PorL. Aimee Hechanova, MD, Texas Tech University Health Sciences Center, El Paso
Revisado/Corrigido: set. 2022
Visão Educação para o paciente

    Todos os pacientes sob TSR a longo prazo desenvolvem distúrbios metabólicos concomitantes e outras doenças. Essas doenças exigem atenção apropriada e tratamento adjunto. A abordagem varia para cada paciente, mas geralmente envolve modificações nutricionais e tratamento de múltiplas alterações metabólicas (ver também Nutrição).

    (Ver também Visão geral da tratamento de substituição renal.)

    Dieta

    A dieta deve ser cuidadosamente controlada. Em geral, os pacientes em hemodiálise tendem a ser anoréxicos e devem ser estimulados a ingerir uma dieta de 35 kcal/kg de peso corporal (em crianças, de 40 a 70 kcal/kg/dia, dependendo da idade e da atividade). Deve-se limitar a ingestão diária de sódio a 2 g [88 mEq (88 mmol)], potássio a 2,3 g [60 mEq (60 mmol)] e fosfato a 800 mg a 1000 mg. A ingestão de líquidos, incluindo os líquidos contidos nos alimentos, limita-se a 1.000 a 1.500 mL/dia e é monitorada medindo o ganho ponderal entre os tratamentos com diálise. Pacientes submetidos à diálise peritoneal necessitam de uma ingestão de proteínas de 1,25 a 1,5 g/kg/dia (em comparação com 1,0 a 1,2 g/kg/dia para os pacientes em hemodiálise) a fim de repor as perdas peritoneais (8,4 ± 2,2 g/dia).
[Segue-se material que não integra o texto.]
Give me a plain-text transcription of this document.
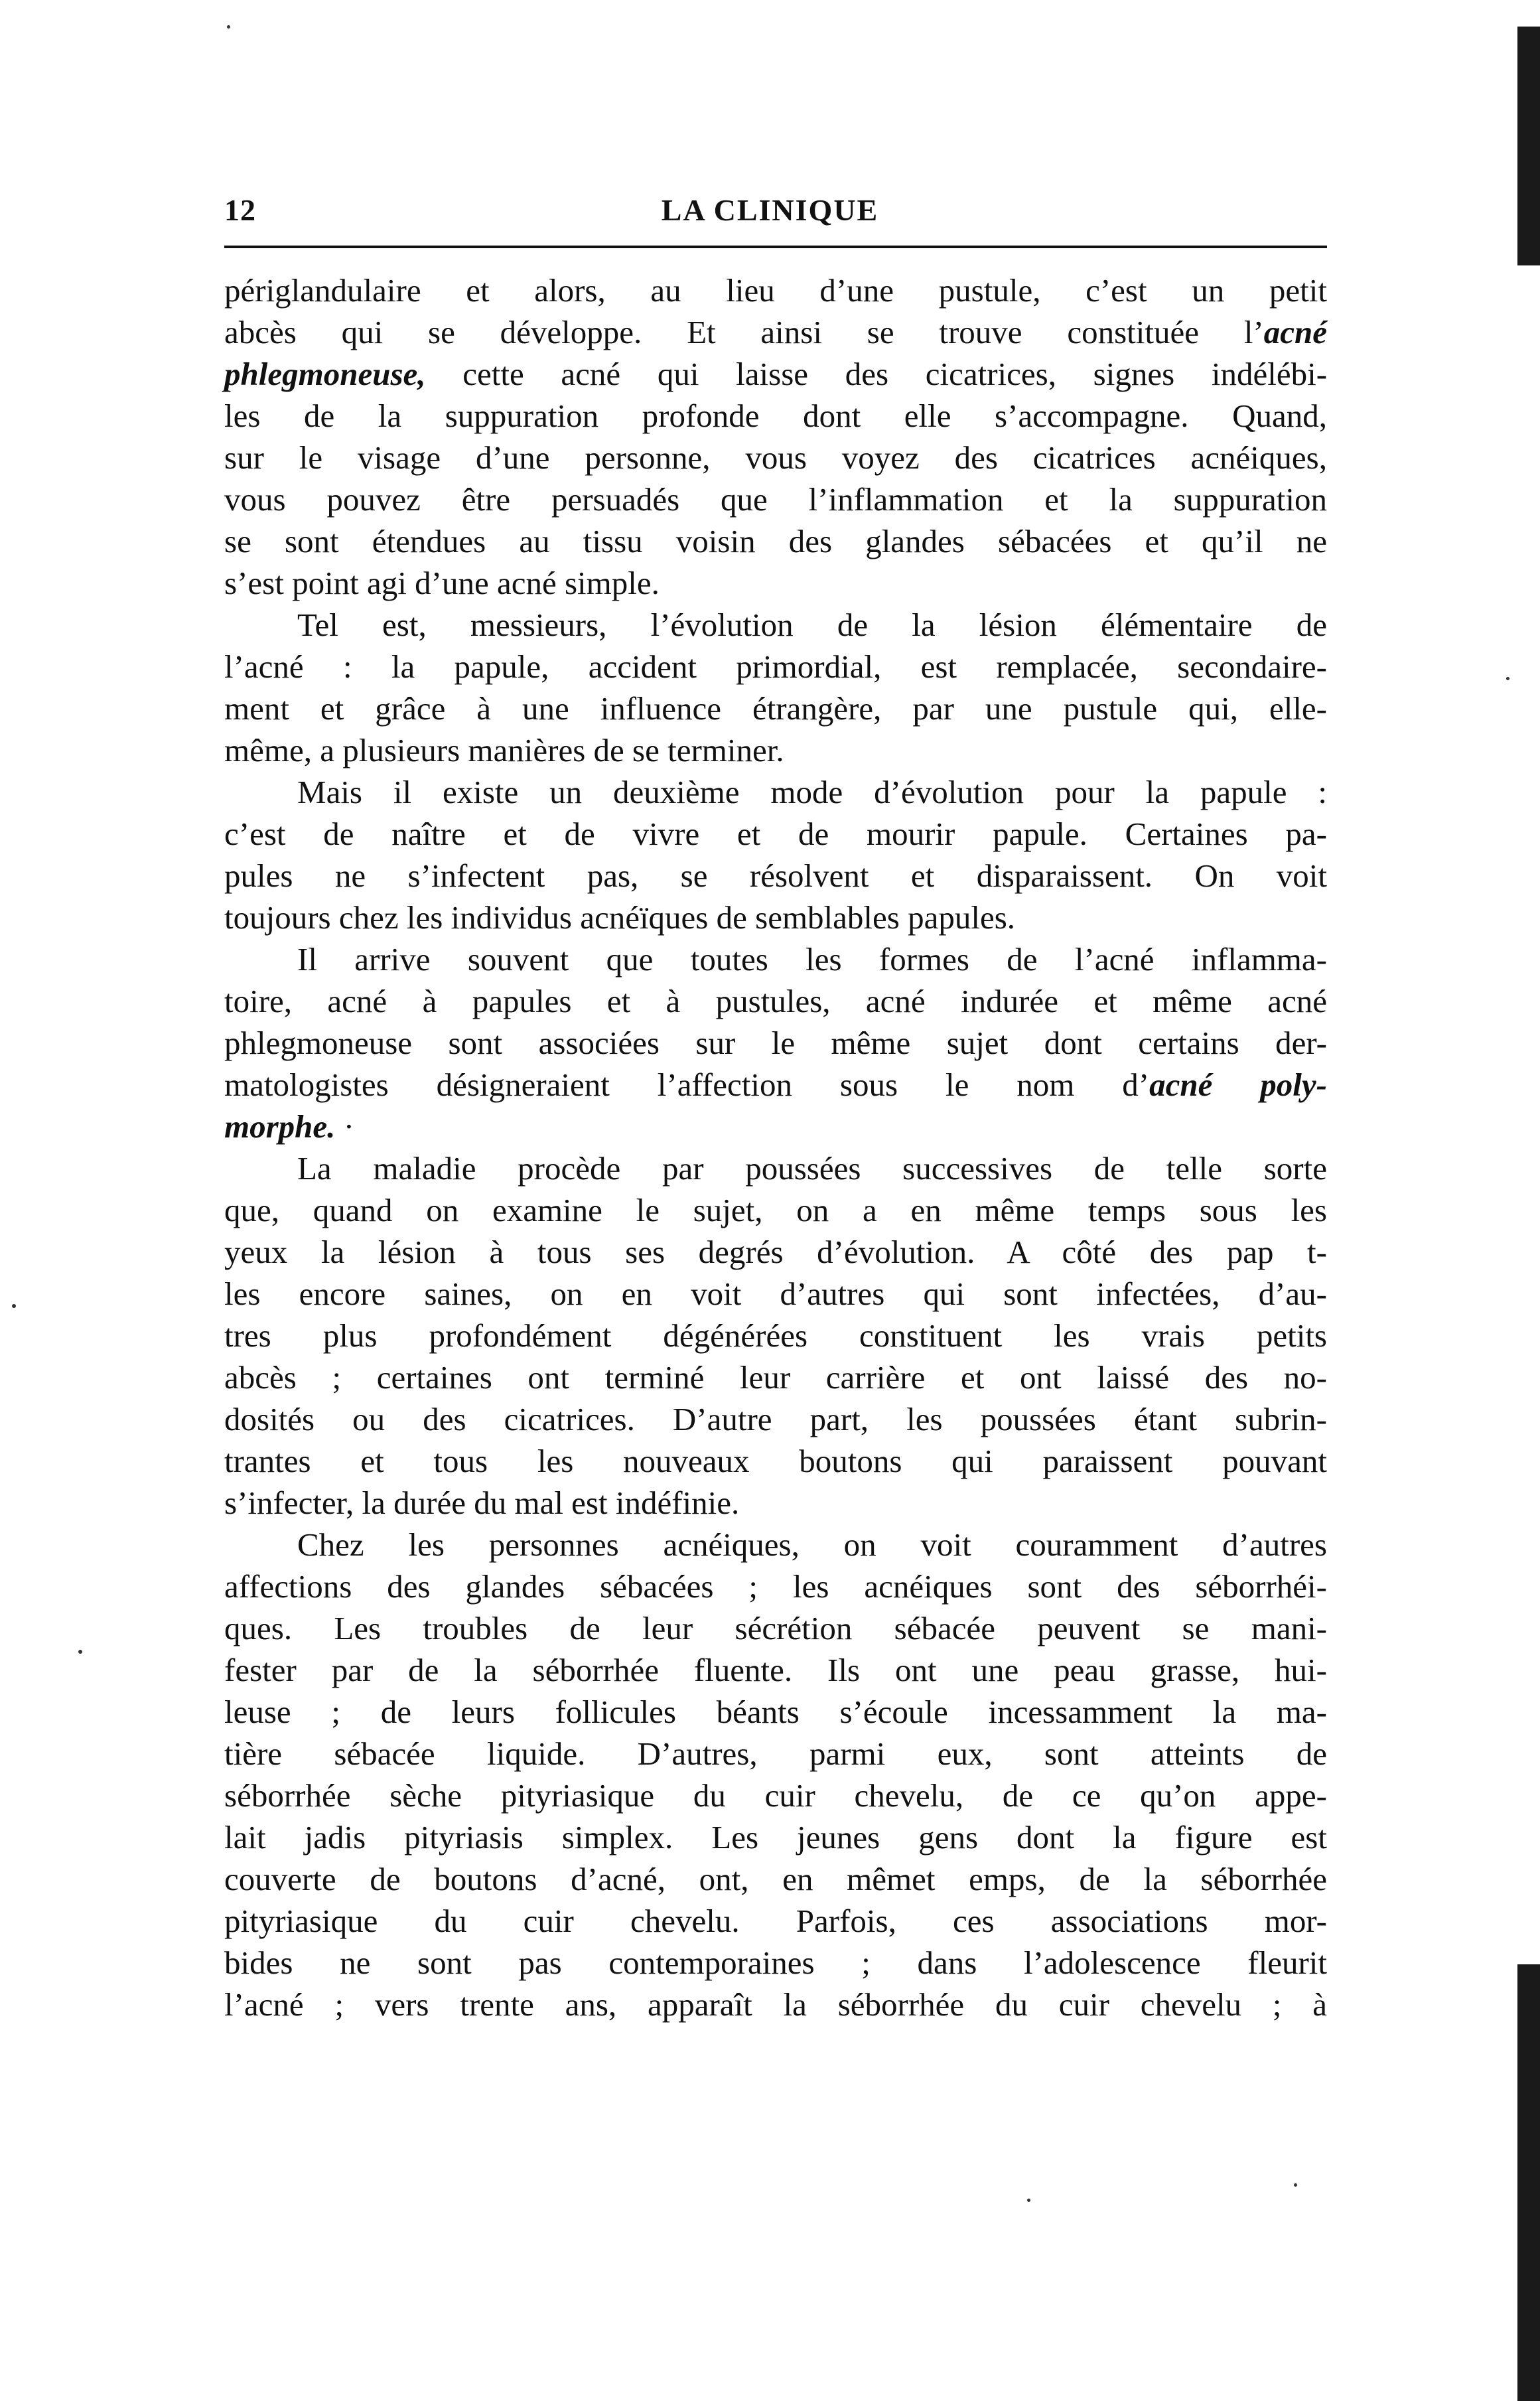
12	LA CLINIQUE
périglandulaire et alors, au lieu d’une pustule, c’est un petit
abcès qui se développe. Et ainsi se trouve constituée l’acné
phlegmoneuse, cette acné qui laisse des cicatrices, signes indélébi-
les de la suppuration profonde dont elle s’accompagne. Quand,
sur le visage d’une personne, vous voyez des cicatrices acnéiques,
vous pouvez être persuadés que l’inflammation et la suppuration
se sont étendues au tissu voisin des glandes sébacées et qu’il ne
s’est point agi d’une acné simple.
Tel est, messieurs, l’évolution de la lésion élémentaire de
l’acné : la papule, accident primordial, est remplacée, secondaire-
ment et grâce à une influence étrangère, par une pustule qui, elle-
même, a plusieurs manières de se terminer.
Mais il existe un deuxième mode d’évolution pour la papule :
c’est de naître et de vivre et de mourir papule. Certaines pa-
pules ne s’infectent pas, se résolvent et disparaissent. On voit
toujours chez les individus acnéïques de semblables papules.
Il arrive souvent que toutes les formes de l’acné inflamma-
toire, acné à papules et à pustules, acné indurée et même acné
phlegmoneuse sont associées sur le même sujet dont certains der-
matologistes désigneraient l’affection sous le nom d’acné poly-
morphe. ·
La maladie procède par poussées successives de telle sorte
que, quand on examine le sujet, on a en même temps sous les
yeux la lésion à tous ses degrés d’évolution. A côté des pap t-
les encore saines, on en voit d’autres qui sont infectées, d’au-
tres plus profondément dégénérées constituent les vrais petits
abcès ; certaines ont terminé leur carrière et ont laissé des no-
dosités ou des cicatrices. D’autre part, les poussées étant subrin-
trantes et tous les nouveaux boutons qui paraissent pouvant
s’infecter, la durée du mal est indéfinie.
Chez les personnes acnéiques, on voit couramment d’autres
affections des glandes sébacées ; les acnéiques sont des séborrhéi-
ques. Les troubles de leur sécrétion sébacée peuvent se mani-
fester par de la séborrhée fluente. Ils ont une peau grasse, hui-
leuse ; de leurs follicules béants s’écoule incessamment la ma-
tière sébacée liquide. D’autres, parmi eux, sont atteints de
séborrhée sèche pityriasique du cuir chevelu, de ce qu’on appe-
lait jadis pityriasis simplex. Les jeunes gens dont la figure est
couverte de boutons d’acné, ont, en mêmet emps, de la séborrhée
pityriasique du cuir chevelu. Parfois, ces associations mor-
bides ne sont pas contemporaines ; dans l’adolescence fleurit
l’acné ; vers trente ans, apparaît la séborrhée du cuir chevelu ; à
A sobrevida é melhor entre os pacientes (tanto em hemodiálise como em diálise peritoneal) que mantêm concentrações de albumina sérica > 3,5 g/dL (35 g/L); a albumina sérica é o melhor preditivo de sobrevida nesses pacientes.

    Calculadora clínica

    Anemia da insuficiência renal

    Deve-se tratar a anemia que ocorre na insuficiência renal com eritropoetina humana recombinante e suplementação de ferro (ver Anemia e distúrbios de coagulação). Como a absorção de ferro por via oral é limitada, muitos pacientes necessitam de ferro IV durante a hemodiálise. (Carboximaltose férrica, gliconato férrico de sódio e sacarose de ferro são preferidos ao ferro-dextrano, que tem incidência mais elevada de anafilaxia.) As reservas de ferro são avaliadas utilizando ferro sérico, capacidade de ligação do ferro total e ferritina sérica. Tipicamente, as reservas de ferro são avaliadas antes do início da terapia com eritropoietina e, posteriormente, a cada dois meses. A deficiência de ferro é a causa mais comum de resistência à eritropoetina. Entretanto, alguns pacientes sob diálise que receberam múltiplas transfusões de sangue apresentam sobrecarga de ferro e não devem receber suplementação de ferro.

    Doença coronariana

    Fatores de risco de doença coronariana devem ser tratados de modo agressivo, já que muitos pacientes que necessitam de TSR têm hipertensão, dislipidemia ou diabetes; fumam cigarros e, em última instância, morrem de doenças cardiovasculares. Diálise peritoneal contínua é mais eficaz que a hemodiálise na remoção de líquidos. Como resultado, os pacientes hipertensos requerem menos fármacos anti-hipertensivos. A hipertensão também pode ser controlada em cerca de 80% dos pacientes em hemodiálise apenas por filtração. Fármacos anti-hipertensivos são necessárias nos 20% restantes. O tratamento da dislipidemia, o controle do diabetes e a cessação do tabagismo são muito importantes.

    Hiperfosfatemia

    A hiperfosfatemia, uma consequência da retenção de fosfato decorrente de baixa taxa de filtração glomerular (TFG), aumenta o risco de calcificação dos tecidos moles, em especial nas artérias coronarianas e valvas do coração, quando cálcio (Ca) × fosfato (PO4) > 50 a 55. Também estimula o desenvolvimento de hiperparatireoidismo secundário. O tratamento inicial baseia-se em antiácidos contendo cálcio (p. ex., carbonato de cálcio, 1,25 g por via oral 3 vezes ao dia; acetato de cálcio, 667 a 2.001 mg por via oral 3 vezes ao dia, com as refeições), que atuam como ligadores de fosfatos e reduzem as concentrações de fosfato. Obstipação e distensão abdominal são complicações do uso crônico. Os pacientes devem ser monitorados quanto à hipercalcemia.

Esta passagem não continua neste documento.